GameLoot generates revenue purchases online of its virtual currency – Loot – and from advertising and sponsorships, he said.
Shea said the site is geared to an audience that includes casual sports fans and social gamers. It’s not like traditional fantasy games offered by Cantor Gaming, Yahoo and ESPN, Shea said.
“We want to fill that gap that no one has taken on yet,” he said.
GameLoot contests include Major League Baseball, NASCAR, PGA and Major League Soccer, with the Barclay’s Premier League launching next month. NFL and college football launches in September, with college basketball starting in November.
GameLoot does not require the extensive knowledge of player stats, with the site giving players the option of using its 2-Minute Drill or the Quick-Pick feature to have players selected for them.

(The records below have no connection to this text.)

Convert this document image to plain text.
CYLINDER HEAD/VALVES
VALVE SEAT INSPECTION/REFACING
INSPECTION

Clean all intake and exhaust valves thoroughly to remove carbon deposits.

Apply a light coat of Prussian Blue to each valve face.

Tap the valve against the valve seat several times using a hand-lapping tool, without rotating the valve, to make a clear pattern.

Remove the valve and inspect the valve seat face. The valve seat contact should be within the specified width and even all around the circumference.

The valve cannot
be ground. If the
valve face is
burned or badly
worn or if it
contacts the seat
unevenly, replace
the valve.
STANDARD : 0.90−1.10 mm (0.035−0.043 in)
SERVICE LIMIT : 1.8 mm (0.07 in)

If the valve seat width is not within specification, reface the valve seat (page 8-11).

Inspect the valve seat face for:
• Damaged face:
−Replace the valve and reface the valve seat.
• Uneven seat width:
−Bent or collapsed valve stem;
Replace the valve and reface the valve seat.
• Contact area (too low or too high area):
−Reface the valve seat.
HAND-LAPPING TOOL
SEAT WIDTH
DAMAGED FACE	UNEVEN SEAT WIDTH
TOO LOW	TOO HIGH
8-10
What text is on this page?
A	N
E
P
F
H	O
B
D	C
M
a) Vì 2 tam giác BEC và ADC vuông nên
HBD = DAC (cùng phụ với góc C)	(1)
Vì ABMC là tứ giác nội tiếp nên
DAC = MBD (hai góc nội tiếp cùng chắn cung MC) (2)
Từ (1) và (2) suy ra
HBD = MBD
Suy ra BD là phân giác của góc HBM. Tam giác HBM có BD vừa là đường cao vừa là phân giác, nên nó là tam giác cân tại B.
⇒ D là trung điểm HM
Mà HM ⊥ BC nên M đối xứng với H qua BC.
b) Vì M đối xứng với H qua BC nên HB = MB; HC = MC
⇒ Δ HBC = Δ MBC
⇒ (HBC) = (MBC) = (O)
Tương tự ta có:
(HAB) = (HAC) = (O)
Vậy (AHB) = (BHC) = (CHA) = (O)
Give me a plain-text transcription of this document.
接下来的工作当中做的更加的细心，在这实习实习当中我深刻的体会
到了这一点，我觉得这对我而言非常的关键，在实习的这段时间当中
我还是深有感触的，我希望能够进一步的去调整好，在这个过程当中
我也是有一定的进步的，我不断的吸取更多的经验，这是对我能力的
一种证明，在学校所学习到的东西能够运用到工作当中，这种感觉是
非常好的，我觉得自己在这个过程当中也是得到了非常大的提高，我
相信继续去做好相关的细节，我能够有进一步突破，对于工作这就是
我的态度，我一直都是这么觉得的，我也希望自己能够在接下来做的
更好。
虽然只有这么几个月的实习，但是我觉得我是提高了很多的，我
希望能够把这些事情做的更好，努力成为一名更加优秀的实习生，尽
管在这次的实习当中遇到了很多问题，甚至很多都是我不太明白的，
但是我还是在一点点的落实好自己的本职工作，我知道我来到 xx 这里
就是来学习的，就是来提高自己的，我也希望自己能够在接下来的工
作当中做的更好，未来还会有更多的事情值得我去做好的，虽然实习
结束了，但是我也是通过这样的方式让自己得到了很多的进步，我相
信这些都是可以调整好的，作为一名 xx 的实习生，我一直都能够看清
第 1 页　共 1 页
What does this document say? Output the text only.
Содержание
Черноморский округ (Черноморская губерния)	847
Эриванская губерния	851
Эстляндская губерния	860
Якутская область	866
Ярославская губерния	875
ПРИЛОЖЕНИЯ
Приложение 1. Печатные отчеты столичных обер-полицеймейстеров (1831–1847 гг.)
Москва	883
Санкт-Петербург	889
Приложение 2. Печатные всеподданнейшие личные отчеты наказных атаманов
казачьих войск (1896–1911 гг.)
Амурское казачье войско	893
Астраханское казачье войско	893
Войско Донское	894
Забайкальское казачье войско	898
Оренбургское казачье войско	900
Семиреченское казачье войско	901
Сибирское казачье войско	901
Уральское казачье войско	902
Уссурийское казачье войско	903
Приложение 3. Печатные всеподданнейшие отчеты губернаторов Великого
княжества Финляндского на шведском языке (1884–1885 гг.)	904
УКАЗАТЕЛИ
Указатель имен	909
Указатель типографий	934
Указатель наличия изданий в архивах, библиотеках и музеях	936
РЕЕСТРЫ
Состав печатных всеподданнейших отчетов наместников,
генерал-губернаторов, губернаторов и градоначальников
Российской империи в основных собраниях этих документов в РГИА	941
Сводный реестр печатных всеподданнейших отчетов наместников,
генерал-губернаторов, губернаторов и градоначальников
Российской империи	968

Shea said to build a team for tonight’s baseball games, players using the 2-Minute Drill feature have two minutes to pick a pitcher, catcher and four other players.
“It turns fantasy sports into a lottery ticket,” Shea said.
Fantasy players on the site can participate for free in a variety of real-time games and can win GameLoot’s virtual currency, Loot, which can be used to enter other contests. Shea said once you run out of virtual currency, you’re able to buy more currency.
The game is hosted on GameLoot’s platform and is available as a browser-based game. Shea said they designed it to be user-friendly on any device, including tablets and smart phones.
The privately funded start-up with four employees has found a home at 317 Sixth St. in downtown Las Vegas.
“We thought downtown Las Vegas was the place we needed to be, surrounded by dozens of other start-ups,” Shea said. “It’s easy to pull in the talented people we need. Compared to Summerlin or Henderson, Sixth Street is a good culture fit for us.”
Shea said the company has a two-part history, beginning in 2009 as a fantasy sports promotion business before pivoting to fantasy sports last year. He said the company isn’t profitable, but expects to be in the black in the near future.